CC Commander.
The AI project manager that sits above your Claude Code sessions.
Not another prompt pack. CC Commander orchestrates 71 plugin skills across 22 specialist agents and 23 lifecycle hooks, compounds knowledge from every session into the next, and ships real code while you sleep. One install. Zero config. Free for now.
One command turns Claude Code into a staffed dev team.
Most Claude Code tools live inside your session — they inject prompts, add context, append rules. CC Commander runs a level above all of that: it picks which skill fires, routes complexity to the right specialist, and tracks progress across builds.
/ccc-fable.You type. It plans. Agents build.
- npx / plugin install
- reads package.json
- picks the profile
- /ccc menu
- spec interview
- parallel dispatch
- tests + types + e2e
- lessons captured
- skills compound
▸ why it matters — one command turns Claude Code into a staffed dev team: 71 skills, 22 agents, zero config.

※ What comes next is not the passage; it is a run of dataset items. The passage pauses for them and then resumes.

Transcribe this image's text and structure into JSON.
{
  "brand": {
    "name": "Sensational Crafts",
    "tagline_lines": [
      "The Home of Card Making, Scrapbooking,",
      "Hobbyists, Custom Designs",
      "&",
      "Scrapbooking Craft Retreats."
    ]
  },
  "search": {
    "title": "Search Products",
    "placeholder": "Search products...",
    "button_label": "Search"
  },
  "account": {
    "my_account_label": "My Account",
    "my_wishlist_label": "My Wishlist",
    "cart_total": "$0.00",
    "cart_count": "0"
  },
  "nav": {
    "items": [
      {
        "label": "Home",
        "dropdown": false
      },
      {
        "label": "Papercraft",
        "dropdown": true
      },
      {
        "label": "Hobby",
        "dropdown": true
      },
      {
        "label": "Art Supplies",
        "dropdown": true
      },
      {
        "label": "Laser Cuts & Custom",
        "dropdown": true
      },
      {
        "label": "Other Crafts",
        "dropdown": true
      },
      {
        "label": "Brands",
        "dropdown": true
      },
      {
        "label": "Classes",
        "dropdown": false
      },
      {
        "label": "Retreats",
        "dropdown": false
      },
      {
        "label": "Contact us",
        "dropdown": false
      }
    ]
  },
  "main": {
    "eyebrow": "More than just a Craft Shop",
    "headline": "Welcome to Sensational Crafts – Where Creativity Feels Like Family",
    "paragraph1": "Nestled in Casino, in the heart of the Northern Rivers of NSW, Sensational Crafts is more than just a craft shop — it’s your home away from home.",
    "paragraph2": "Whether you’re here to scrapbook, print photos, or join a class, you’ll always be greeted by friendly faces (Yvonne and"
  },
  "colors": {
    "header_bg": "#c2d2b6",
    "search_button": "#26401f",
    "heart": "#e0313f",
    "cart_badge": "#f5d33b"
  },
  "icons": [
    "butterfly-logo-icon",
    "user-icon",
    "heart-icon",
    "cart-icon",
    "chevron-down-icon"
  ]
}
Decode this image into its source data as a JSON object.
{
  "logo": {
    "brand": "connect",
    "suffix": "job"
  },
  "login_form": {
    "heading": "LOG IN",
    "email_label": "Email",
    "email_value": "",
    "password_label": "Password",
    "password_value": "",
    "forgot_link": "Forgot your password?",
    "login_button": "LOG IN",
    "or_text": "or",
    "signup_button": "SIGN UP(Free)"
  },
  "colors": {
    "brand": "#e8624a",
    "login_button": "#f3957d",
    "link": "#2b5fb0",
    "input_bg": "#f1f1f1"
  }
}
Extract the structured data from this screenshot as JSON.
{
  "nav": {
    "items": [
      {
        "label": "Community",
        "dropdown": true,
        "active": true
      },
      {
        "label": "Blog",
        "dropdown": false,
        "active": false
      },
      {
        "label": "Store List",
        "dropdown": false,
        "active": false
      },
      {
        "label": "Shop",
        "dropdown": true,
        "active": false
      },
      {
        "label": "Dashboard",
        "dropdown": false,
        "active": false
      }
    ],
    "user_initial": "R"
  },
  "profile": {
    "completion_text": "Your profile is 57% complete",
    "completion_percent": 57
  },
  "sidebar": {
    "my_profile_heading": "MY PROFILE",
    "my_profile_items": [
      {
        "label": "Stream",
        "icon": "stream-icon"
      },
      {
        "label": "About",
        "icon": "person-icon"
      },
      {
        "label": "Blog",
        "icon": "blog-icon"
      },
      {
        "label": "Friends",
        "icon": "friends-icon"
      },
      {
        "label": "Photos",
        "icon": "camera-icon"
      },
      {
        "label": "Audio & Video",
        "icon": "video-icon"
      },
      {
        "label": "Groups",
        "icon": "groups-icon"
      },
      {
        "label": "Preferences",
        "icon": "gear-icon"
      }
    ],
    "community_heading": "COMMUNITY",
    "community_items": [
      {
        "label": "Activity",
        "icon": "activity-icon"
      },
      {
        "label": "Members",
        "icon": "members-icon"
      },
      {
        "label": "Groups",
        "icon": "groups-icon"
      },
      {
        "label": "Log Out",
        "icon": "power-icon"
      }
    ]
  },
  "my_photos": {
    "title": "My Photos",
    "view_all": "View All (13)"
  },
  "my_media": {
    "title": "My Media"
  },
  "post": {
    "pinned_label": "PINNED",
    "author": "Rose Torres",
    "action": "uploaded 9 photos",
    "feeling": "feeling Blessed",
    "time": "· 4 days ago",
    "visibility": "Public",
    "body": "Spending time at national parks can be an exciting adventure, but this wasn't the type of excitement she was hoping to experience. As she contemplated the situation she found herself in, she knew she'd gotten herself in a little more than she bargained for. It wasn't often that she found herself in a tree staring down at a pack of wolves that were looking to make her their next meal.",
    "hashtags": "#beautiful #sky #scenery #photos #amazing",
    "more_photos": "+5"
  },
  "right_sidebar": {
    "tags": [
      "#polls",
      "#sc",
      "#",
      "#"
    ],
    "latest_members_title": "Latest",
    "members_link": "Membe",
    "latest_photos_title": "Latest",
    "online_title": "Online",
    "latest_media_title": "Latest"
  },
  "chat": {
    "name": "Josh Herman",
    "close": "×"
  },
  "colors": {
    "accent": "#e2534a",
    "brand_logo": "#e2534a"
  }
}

CC Commander grew from a single frustration: the Claude Code ecosystem had fragmented into dozens of separate prompt packs, extensions, and skill bundles — each configured by hand, none aware of the others. Every new tool meant another setup cycle, and none of them carried what you learned in the last session into the next. Nobody had stitched the ecosystem into one interface.
Commander does. It aggregates 18 vendor packages — gstack, Superpowers, Compound Engineering and 15 others — into 457+ total skills surfaced through one click-first menu. Auto-detect what you have installed, sequence the tools in the right order, route each task to the right model tier, and inject past lessons into every new session. Ships under MIT license with a single npm dependency (figlet) and a clean security audit — 0 issues.
v6.4.0’s headline is the Fable Method — the operating doctrine distilled from Claude Fable 5, encoded as 12 enforceable gates (never trust a single pass, loops need verifiers/state/stops, prove before you alarm, context is disposable) so any model running CCC — Sonnet, GPT, anything — produces Fable-shaped results. The method IS the moat. Run /ccc-fable to turn it on, check status, or run audit to self-check which gates the session is violating.
v6.3.0’s Orchestrator/Executor doctrine still ships — “pay for Fable on the thinking, not the typing.” A high-reasoning orchestrator (Claude Fable 5 or Opus 4.8) writes the plan; a fast executor (GPT-5.5 via codex, or a Sonnet subagent) implements it; the orchestrator verifies against acceptance criteria. Roughly 70% token savings on large tasks. Run /ccc-orchestrate to use it, /ccc-handoff to reset context before quality degrades, and /ccc-adopt to bring the doctrine into any existing project.